Keats to begin with, but no sooner do you think of
This living hand
than you are reminded of a story someone once told you about James Joyce, Joyce in Paris in the 1920s, standing around at a party eighty-five years ago when a woman walked up to him and asked if she could shake the hand that wrote
Ulysses
. Instead of offering her his right hand, Joyce lifted it in the air, studied it for a few moments, and said: “Let me remind you, madam, that this hand has done many other things as well.” No details given, but what a delicious piece of smut and innuendo, all the more effective because he left everything to the woman’s imagination. What did he want her to see? Wiping his ass, probably, picking his nose, masturbating in bed at night, sticking his fingers into Nora’s cunt and diddling her bunghole, popping pimples, scraping food from his teeth, plucking out nostril hairs, disgorging wax from his ears—fill in the appropriate blanks, the central point being: whatever was most disgusting to her.
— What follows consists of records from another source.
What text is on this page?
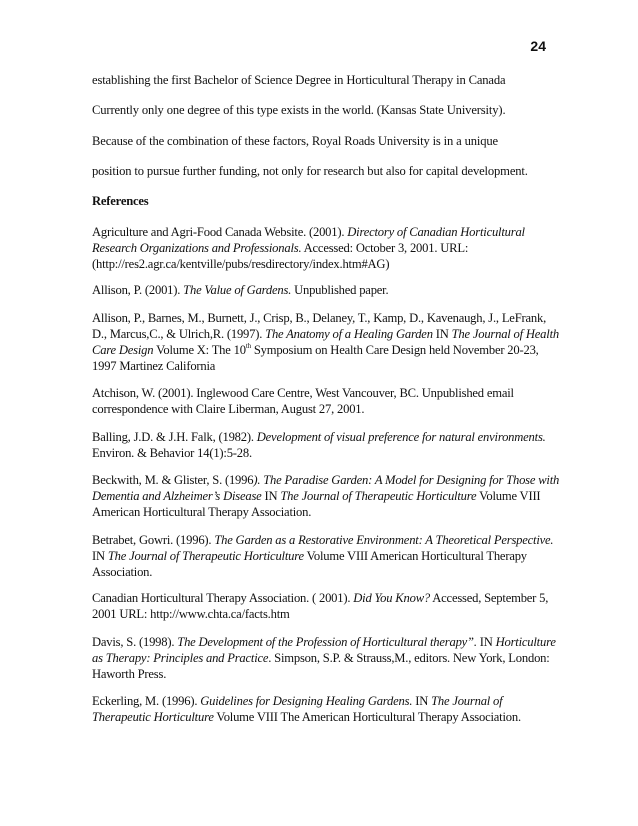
24

establishing the first Bachelor of Science Degree in Horticultural Therapy in Canada

Currently only one degree of this type exists in the world. (Kansas State University).

Because of the combination of these factors, Royal Roads University is in a unique

position to pursue further funding, not only for research but also for capital development.

References

Agriculture and Agri-Food Canada Website. (2001). Directory of Canadian Horticultural Research Organizations and Professionals. Accessed: October 3, 2001. URL: (http://res2.agr.ca/kentville/pubs/resdirectory/index.htm#AG)

Allison, P. (2001). The Value of Gardens. Unpublished paper.

Allison, P., Barnes, M., Burnett, J., Crisp, B., Delaney, T., Kamp, D., Kavenaugh, J., LeFrank, D., Marcus,C., & Ulrich,R. (1997). The Anatomy of a Healing Garden IN The Journal of Health Care Design Volume X: The 10th Symposium on Health Care Design held November 20-23, 1997 Martinez California

Atchison, W. (2001). Inglewood Care Centre, West Vancouver, BC. Unpublished email correspondence with Claire Liberman, August 27, 2001.

Balling, J.D. & J.H. Falk, (1982). Development of visual preference for natural environments. Environ. & Behavior 14(1):5-28.

Beckwith, M. & Glister, S. (1996). The Paradise Garden: A Model for Designing for Those with Dementia and Alzheimer’s Disease IN The Journal of Therapeutic Horticulture Volume VIII American Horticultural Therapy Association.

Betrabet, Gowri. (1996). The Garden as a Restorative Environment: A Theoretical Perspective. IN The Journal of Therapeutic Horticulture Volume VIII American Horticultural Therapy Association.

Canadian Horticultural Therapy Association. ( 2001). Did You Know? Accessed, September 5, 2001 URL: http://www.chta.ca/facts.htm

Davis, S. (1998). The Development of the Profession of Horticultural therapy”. IN Horticulture as Therapy: Principles and Practice. Simpson, S.P. & Strauss,M., editors. New York, London: Haworth Press.

Eckerling, M. (1996). Guidelines for Designing Healing Gardens. IN The Journal of Therapeutic Horticulture Volume VIII The American Horticultural Therapy Association.
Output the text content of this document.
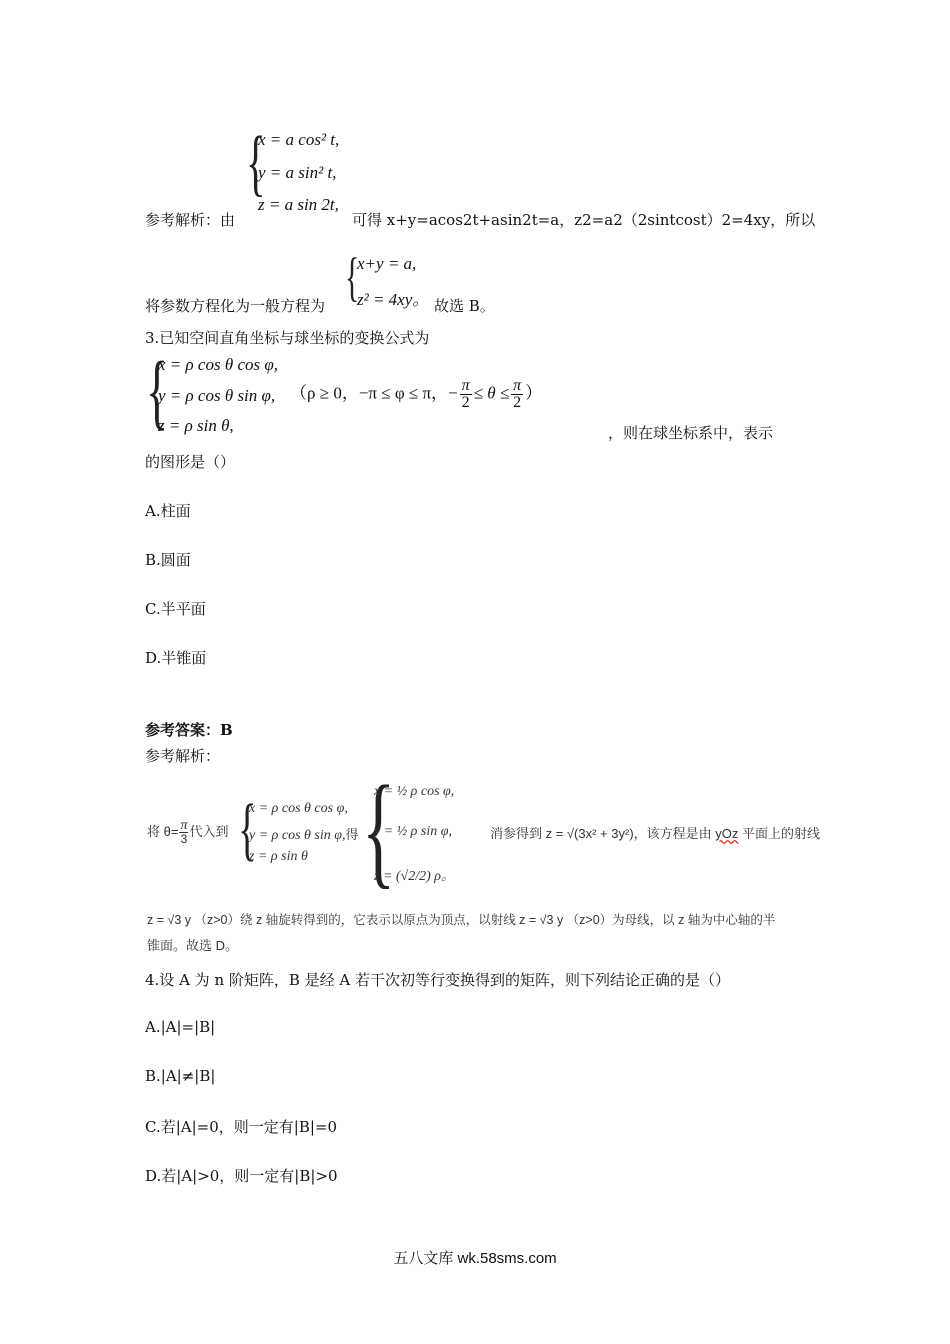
{
x = a cos² t,
y = a sin² t,
z = a sin 2t,
参考解析：由	可得 x+y=acos2t+asin2t=a，z2=a2（2sintcost）2=4xy，所以
{
x+y = a,
z² = 4xy。
将参数方程化为一般方程为	故选 B。
3.已知空间直角坐标与球坐标的变换公式为
{
x = ρ cos θ cos φ,
y = ρ cos θ sin φ,
z = ρ sin θ,
（ρ ≥ 0，−π ≤ φ ≤ π，− $\frac{\pi}{2} \le \theta \le \frac{\pi}{2}$ ）
，则在球坐标系中，表示
的图形是（）
A.柱面
B.圆面
C.半平面
D.半锥面
参考答案：B
参考解析：
将 $\theta= \frac{\pi}{3}$ 代入到 {
x = ρ cos θ cos φ,
y = ρ cos θ sin φ,得
z = ρ sin θ {
x = ½ ρ cos φ,
y = ½ ρ sin φ,
z = (√2/2) ρ。
消参得到 z = √(3x² + 3y²)，该方程是由 yOz 平面上的射线
z = √3 y （z>0）绕 z 轴旋转得到的，它表示以原点为顶点，以射线 z = √3 y （z>0）为母线，以 z 轴为中心轴的半
锥面。故选 D。
4.设 A 为 n 阶矩阵，B 是经 A 若干次初等行变换得到的矩阵，则下列结论正确的是（）
A.|A|=|B|
B.|A|≠|B|
C.若|A|=0，则一定有|B|=0
D.若|A|>0，则一定有|B|>0
五八文库 wk.58sms.com
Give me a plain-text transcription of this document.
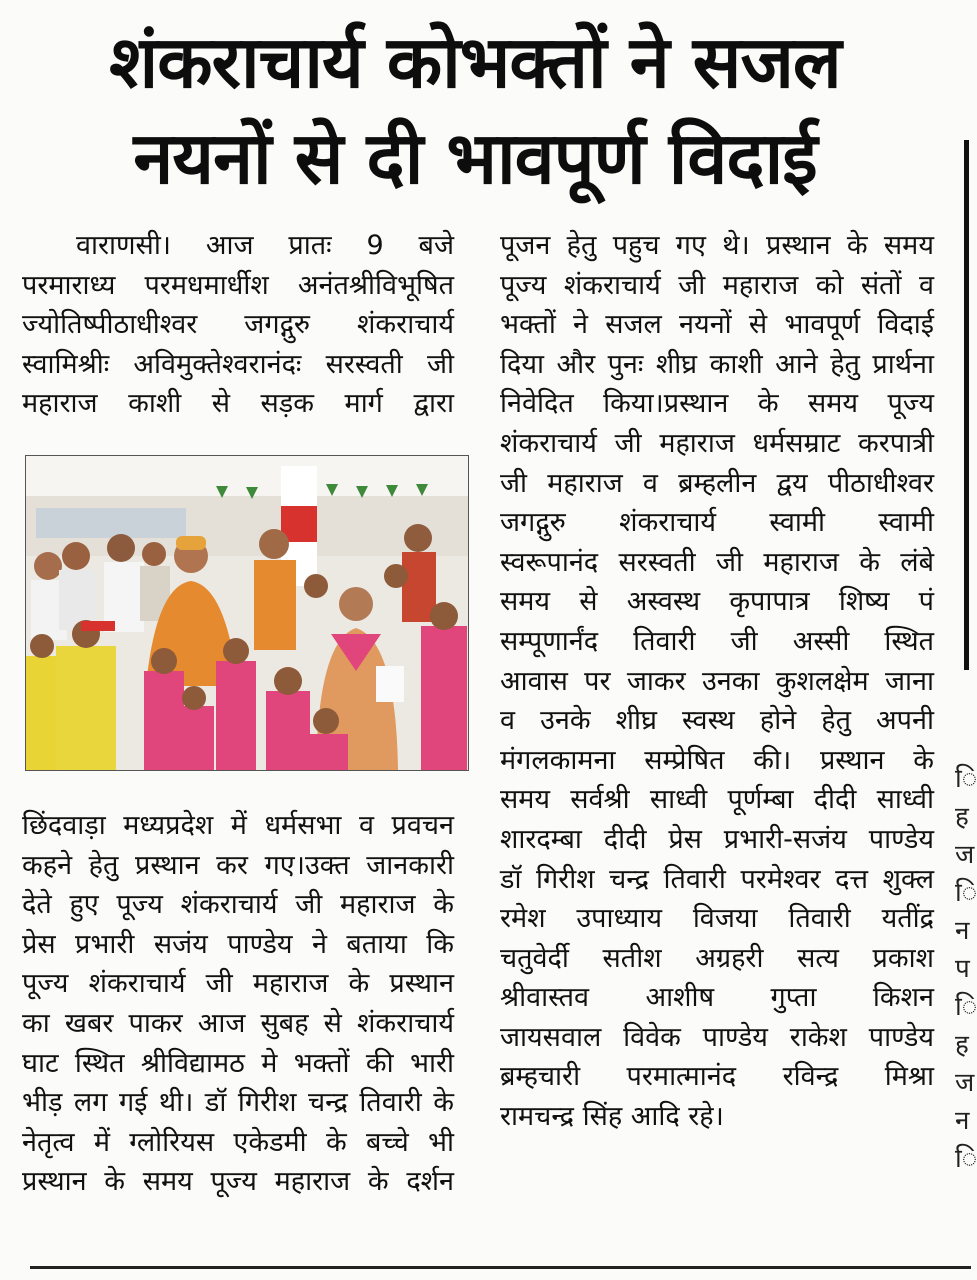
शंकराचार्य कोभक्तों ने सजल
नयनों से दी भावपूर्ण विदाई

वाराणसी। आज प्रातः 9 बजे

परमाराध्य परमधमार्धीश अनंतश्रीविभूषित

ज्योतिष्पीठाधीश्वर जगद्गुरु शंकराचार्य

स्वामिश्रीः अविमुक्तेश्वरानंदः सरस्वती जी

महाराज काशी से सड़क मार्ग द्वारा

छिंदवाड़ा मध्यप्रदेश में धर्मसभा व प्रवचन

कहने हेतु प्रस्थान कर गए।उक्त जानकारी

देते हुए पूज्य शंकराचार्य जी महाराज के

प्रेस प्रभारी सजंय पाण्डेय ने बताया कि

पूज्य शंकराचार्य जी महाराज के प्रस्थान

का खबर पाकर आज सुबह से शंकराचार्य

घाट स्थित श्रीविद्यामठ मे भक्तों की भारी

भीड़ लग गई थी। डॉ गिरीश चन्द्र तिवारी के

नेतृत्व में ग्लोरियस एकेडमी के बच्चे भी

प्रस्थान के समय पूज्य महाराज के दर्शन

पूजन हेतु पहुच गए थे। प्रस्थान के समय

पूज्य शंकराचार्य जी महाराज को संतों व

भक्तों ने सजल नयनों से भावपूर्ण विदाई

दिया और पुनः शीघ्र काशी आने हेतु प्रार्थना

निवेदित किया।प्रस्थान के समय पूज्य

शंकराचार्य जी महाराज धर्मसम्राट करपात्री

जी महाराज व ब्रम्हलीन द्वय पीठाधीश्वर

जगद्गुरु शंकराचार्य स्वामी स्वामी

स्वरूपानंद सरस्वती जी महाराज के लंबे

समय से अस्वस्थ कृपापात्र शिष्य पं

सम्पूणार्नंद तिवारी जी अस्सी स्थित

आवास पर जाकर उनका कुशलक्षेम जाना

व उनके शीघ्र स्वस्थ होने हेतु अपनी

मंगलकामना सम्प्रेषित की। प्रस्थान के

समय सर्वश्री साध्वी पूर्णम्बा दीदी साध्वी

शारदम्बा दीदी प्रेस प्रभारी-सजंय पाण्डेय

डॉ गिरीश चन्द्र तिवारी परमेश्वर दत्त शुक्ल

रमेश उपाध्याय विजया तिवारी यतींद्र

चतुवेर्दी सतीश अग्रहरी सत्य प्रकाश

श्रीवास्तव आशीष गुप्ता किशन

जायसवाल विवेक पाण्डेय राकेश पाण्डेय

ब्रम्हचारी परमात्मानंद रविन्द्र मिश्रा

रामचन्द्र सिंह आदि रहे।

ि
ह
ज
ि
न
प
ि
ह
ज
न
ि
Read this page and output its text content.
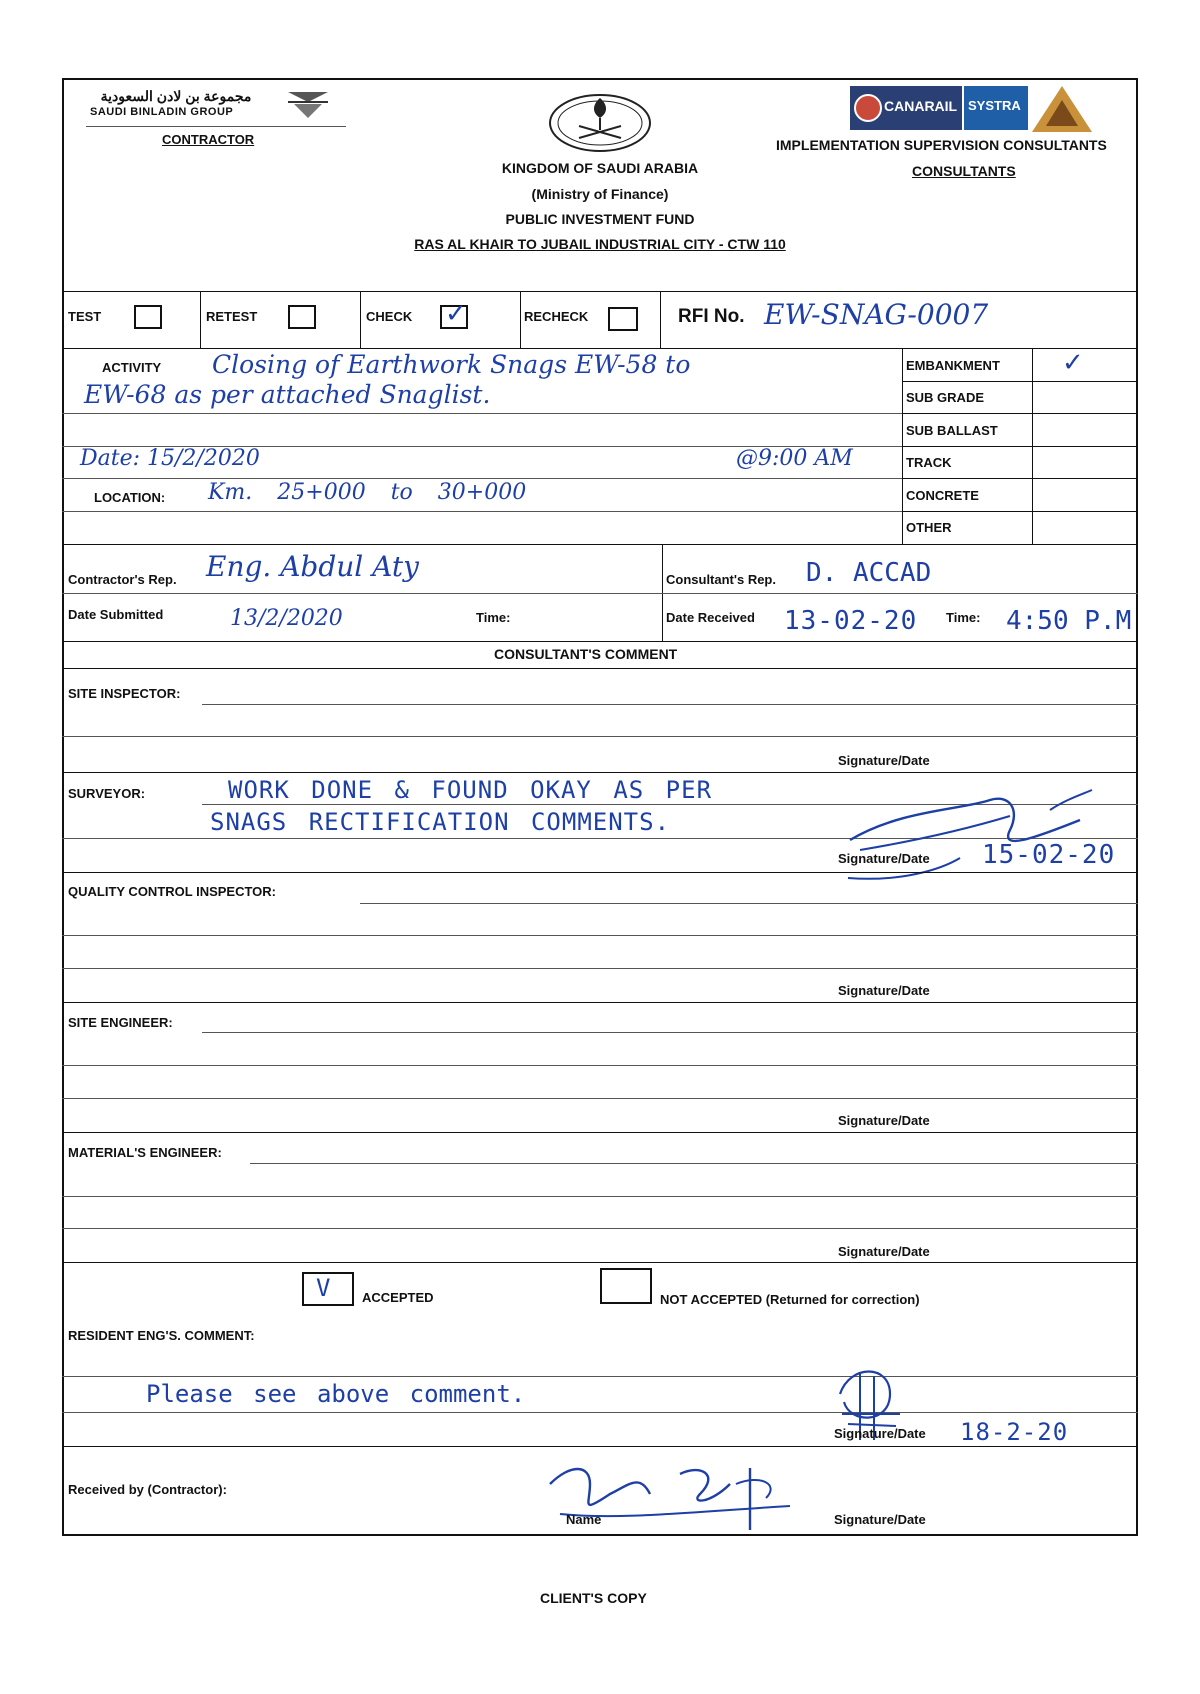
مجموعة بن لادن السعودية
SAUDI BINLADIN GROUP
CONTRACTOR
CANARAIL SYSTRA
IMPLEMENTATION SUPERVISION CONSULTANTS
CONSULTANTS
KINGDOM OF SAUDI ARABIA
(Ministry of Finance)
PUBLIC INVESTMENT FUND
RAS AL KHAIR TO JUBAIL INDUSTRIAL CITY - CTW 110
TEST	RETEST	CHECK ✓	RECHECK	RFI No. EW-SNAG-0007
ACTIVITY Closing of Earthwork Snags EW-58 to
EW-68 as per attached Snaglist.
Date: 15/2/2020	@9:00 AM
LOCATION: Km. 25+000 to 30+000
EMBANKMENT ✓
SUB GRADE
SUB BALLAST
TRACK
CONCRETE
OTHER
Contractor's Rep. Eng. Abdul Aty	Consultant's Rep. D. ACCAD
Date Submitted	13/2/2020	Time:	Date Received 13-02-20 Time: 4:50 P.M
CONSULTANT'S COMMENT
SITE INSPECTOR:
Signature/Date
SURVEYOR:	WORK DONE & FOUND OKAY AS PER
SNAGS RECTIFICATION COMMENTS.
Signature/Date 15-02-20
QUALITY CONTROL INSPECTOR:
Signature/Date
SITE ENGINEER:
Signature/Date
MATERIAL'S ENGINEER:
Signature/Date
V ACCEPTED	NOT ACCEPTED (Returned for correction)
RESIDENT ENG'S. COMMENT:
Please see above comment.
Signature/Date 18-2-20
Received by (Contractor):
Name	Signature/Date
CLIENT'S COPY
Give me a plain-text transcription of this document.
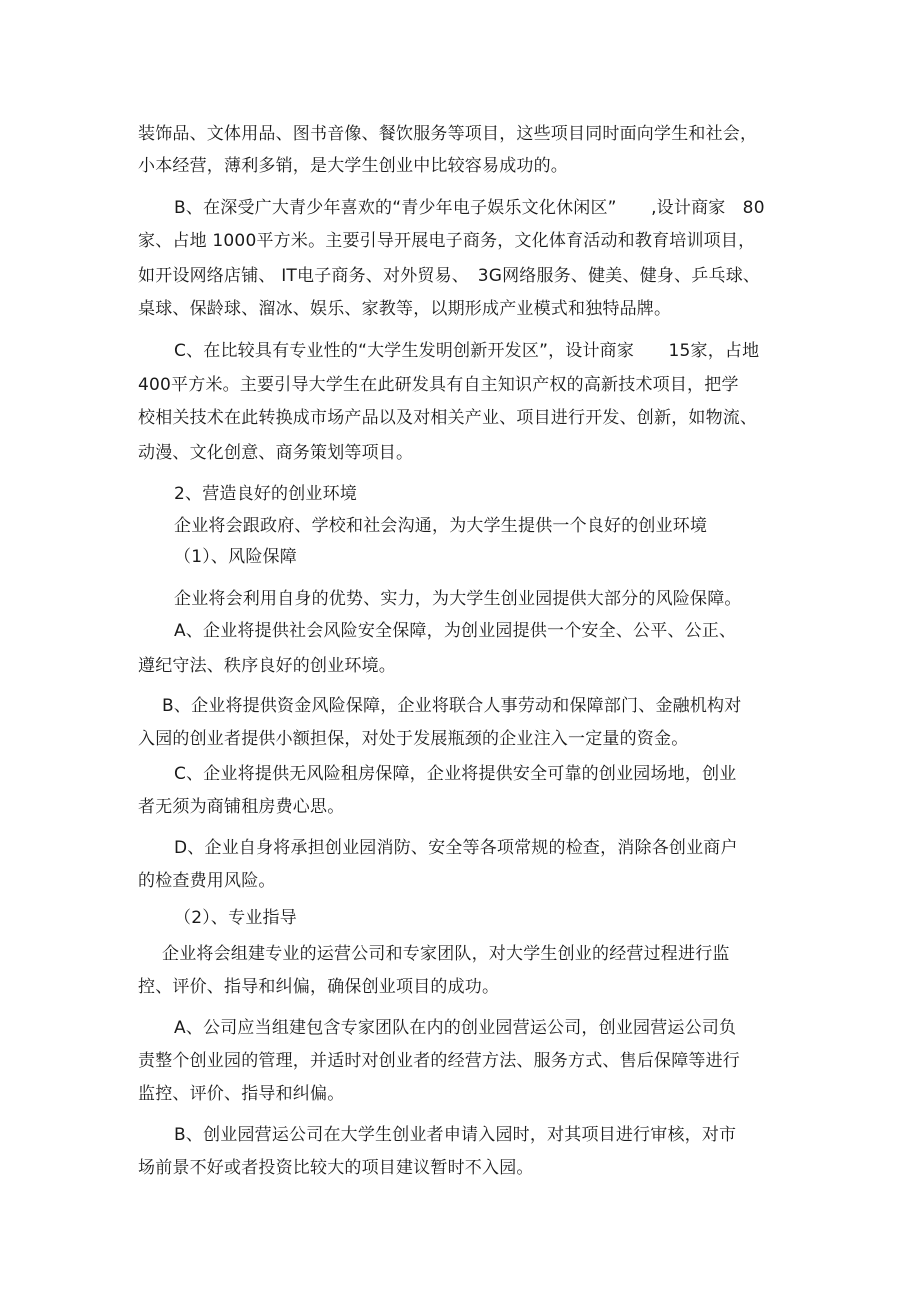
装饰品、文体用品、图书音像、餐饮服务等项目，这些项目同时面向学生和社会，
小本经营，薄利多销，是大学生创业中比较容易成功的。
B、在深受广大青少年喜欢的“青少年电子娱乐文化休闲区”　　,设计商家　80
家、占地 1000平方米。主要引导开展电子商务，文化体育活动和教育培训项目，
如开设网络店铺、 IT电子商务、对外贸易、　3G网络服务、健美、健身、乒乓球、
桌球、保龄球、溜冰、娱乐、家教等，以期形成产业模式和独特品牌。
C、在比较具有专业性的“大学生发明创新开发区”，设计商家　　15家，占地
400平方米。主要引导大学生在此研发具有自主知识产权的高新技术项目，把学
校相关技术在此转换成市场产品以及对相关产业、项目进行开发、创新，如物流、
动漫、文化创意、商务策划等项目。
2、营造良好的创业环境
企业将会跟政府、学校和社会沟通，为大学生提供一个良好的创业环境
（1）、风险保障
企业将会利用自身的优势、实力，为大学生创业园提供大部分的风险保障。
A、企业将提供社会风险安全保障，为创业园提供一个安全、公平、公正、
遵纪守法、秩序良好的创业环境。
B、企业将提供资金风险保障，企业将联合人事劳动和保障部门、金融机构对
入园的创业者提供小额担保，对处于发展瓶颈的企业注入一定量的资金。
C、企业将提供无风险租房保障，企业将提供安全可靠的创业园场地，创业
者无须为商铺租房费心思。
D、企业自身将承担创业园消防、安全等各项常规的检查，消除各创业商户
的检查费用风险。
（2）、专业指导
企业将会组建专业的运营公司和专家团队，对大学生创业的经营过程进行监
控、评价、指导和纠偏，确保创业项目的成功。
A、公司应当组建包含专家团队在内的创业园营运公司，创业园营运公司负
责整个创业园的管理，并适时对创业者的经营方法、服务方式、售后保障等进行
监控、评价、指导和纠偏。
B、创业园营运公司在大学生创业者申请入园时，对其项目进行审核，对市
场前景不好或者投资比较大的项目建议暂时不入园。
Your hands have served you in similar ways, of course, everyone’s
hands have done those things, but mostly they are busy performing tasks that require little or no thought. Opening and closing doors, screwing light bulbs into sockets, dialing telephones, washing dishes, turning the pages of books, holding your pen, brushing your teeth, drying your hair, folding towels, taking money out of your wallet, carrying bags of groceries, swiping your MetroCard in subway turnstiles, pushing buttons on machines, picking up the newspaper from the front steps in the morning, turning down the covers of the bed, showing your ticket to the train conductor, flushing the toilet, lighting your little cigars, stubbing out your little cigars in ashtrays, putting on your pants, taking off your pants, tying your shoes, squirting shaving cream onto the tips of your fingers, clapping at plays and concerts, sliding keys into locks, scratching your face, scratching your arm, scratching your ass, wheeling suitcases through airports, unpacking suitcases, putting your shirts on hangers, zipping up your fly, buckling your belt, buttoning your jacket, knotting your tie, drumming your fingers on tables, loading paper into your fax machine, tearing checks out of your checkbook, opening up boxes of tea, switching on lights, switching off lights, plumping up your pillow before going to bed. Those same hands have sometimes punched people (as previously noted), and three or four times, in moments of intense frustration, they have also punched walls. They have thrown plates onto the floor, dropped plates onto the floor, and picked up plates from the floor. Your right hand has shaken more hands than you could possibly count, has blown your nose, wiped your
ass, and waved good-bye more often than the number of words in the largest dictionary. Your hands have held the bodies of your children, have wiped the asses and blown the noses of your children, have bathed your children, rubbed the backs of your children, dried the tears of your children, and stroked the faces of your children. They have patted the shoulders of friends, work comrades, and relatives. They have pushed and shoved, pulled people off the ground, gripped the arms of people who were about to fall, navigated the wheelchairs of those who could not walk. They have touched the bodies of clothed and naked women. They have moved down the length of your wife’s naked skin and found their way onto every part of her. They are happiest there, you feel, have always been happiest there since the day you met her, for, to paraphrase a line from one of George Oppen’s poems, some of the most beautiful places in the world are on your wife’s body.